Celle qui en avait déjà fait le sujet d’un chapitre de son livre « Demain si tout va bien », dévoile dans un livret thématique trente propositions contre un fléau dont un Français sur quatre souffre, et en premier lieu les jeunes et « les plus fragiles », comme les chômeurs, les travailleurs indépendants (notamment les agriculteurs), les chefs de familles monoparentales et les personnes âgées, détaille-t-elle.
Décidée à en faire un sujet politique, l’Ecologiste propose de créer une « Délégation Interministérielle consacrée à la lutte contre la solitude ».
Parmi ses mesures phares, elle souhaite développer, comme une trentaine de pays l’ont déjà fait, « la prescription sociale », qui consiste pour un professionnel de santé à orienter un patient vers des activités collectives (atelier artistique, activité physique adaptée, balade en groupe, engagement associatif) plutôt que vers un traitement médical seul.
Marine Tondelier veut également mettre en place « un plan de sauvegarde des cafés et bistrots », qui « jouent un rôle essentiel » dans la vie sociale des quartiers, villages et centres-villes. Elle propose pour cela « d’augmenter la taxe sur les surfaces commerciales (Tascom), appliquée aux grandes enseignes, afin d’aider les communes à préserver cafés, commerces de proximité et « lieux de convivialité ».
Elle veut également « garantir un véritable accès aux services publics », qui sont « souvent le dernier lien commun dans de nombreux territoires » et ambitionne, pour cela, de créer 500 nouvelles Maisons France Services.
Parmi ses autres mesures, elle prévoit de créer des colocations étudiantes dans le parc public, de déployer les colocations intergénérationnelles, et d’instaurer dans tous les cursus l’obligation de participer à des cours collectifs de sport et de pratique culturelle gratuits.

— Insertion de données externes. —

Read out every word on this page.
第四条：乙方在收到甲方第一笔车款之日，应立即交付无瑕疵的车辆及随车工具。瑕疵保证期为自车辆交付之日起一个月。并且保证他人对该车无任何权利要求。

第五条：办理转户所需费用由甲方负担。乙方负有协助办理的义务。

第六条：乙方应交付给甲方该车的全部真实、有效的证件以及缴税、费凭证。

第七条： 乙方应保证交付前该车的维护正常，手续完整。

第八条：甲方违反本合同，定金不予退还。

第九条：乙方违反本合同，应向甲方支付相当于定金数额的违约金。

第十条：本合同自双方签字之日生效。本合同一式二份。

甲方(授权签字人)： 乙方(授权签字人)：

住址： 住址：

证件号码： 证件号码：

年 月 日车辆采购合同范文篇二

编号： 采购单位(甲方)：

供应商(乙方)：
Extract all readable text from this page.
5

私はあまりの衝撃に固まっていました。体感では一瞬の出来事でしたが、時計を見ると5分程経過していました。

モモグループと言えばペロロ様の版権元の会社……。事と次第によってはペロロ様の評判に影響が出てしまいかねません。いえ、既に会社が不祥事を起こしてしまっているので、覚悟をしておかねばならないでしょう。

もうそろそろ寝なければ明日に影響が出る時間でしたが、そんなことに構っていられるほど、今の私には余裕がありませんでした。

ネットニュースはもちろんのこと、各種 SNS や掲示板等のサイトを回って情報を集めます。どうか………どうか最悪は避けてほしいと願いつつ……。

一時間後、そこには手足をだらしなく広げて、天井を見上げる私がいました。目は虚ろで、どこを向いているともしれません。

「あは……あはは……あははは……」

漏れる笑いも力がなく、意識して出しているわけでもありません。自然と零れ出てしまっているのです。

Elle veut aussi ouvrir le « congé d’engagement associatif » au plus grand nombre, et « revaloriser les salaires des métiers du lien ».
Marine Tondelier propose enfin de réguler « les plateformes qui tirent profit de l’isolement », d’interdire les écrans à l’école avant six ans et de mener des actions de prévention pour les limiter au maximum dans le cadre familial.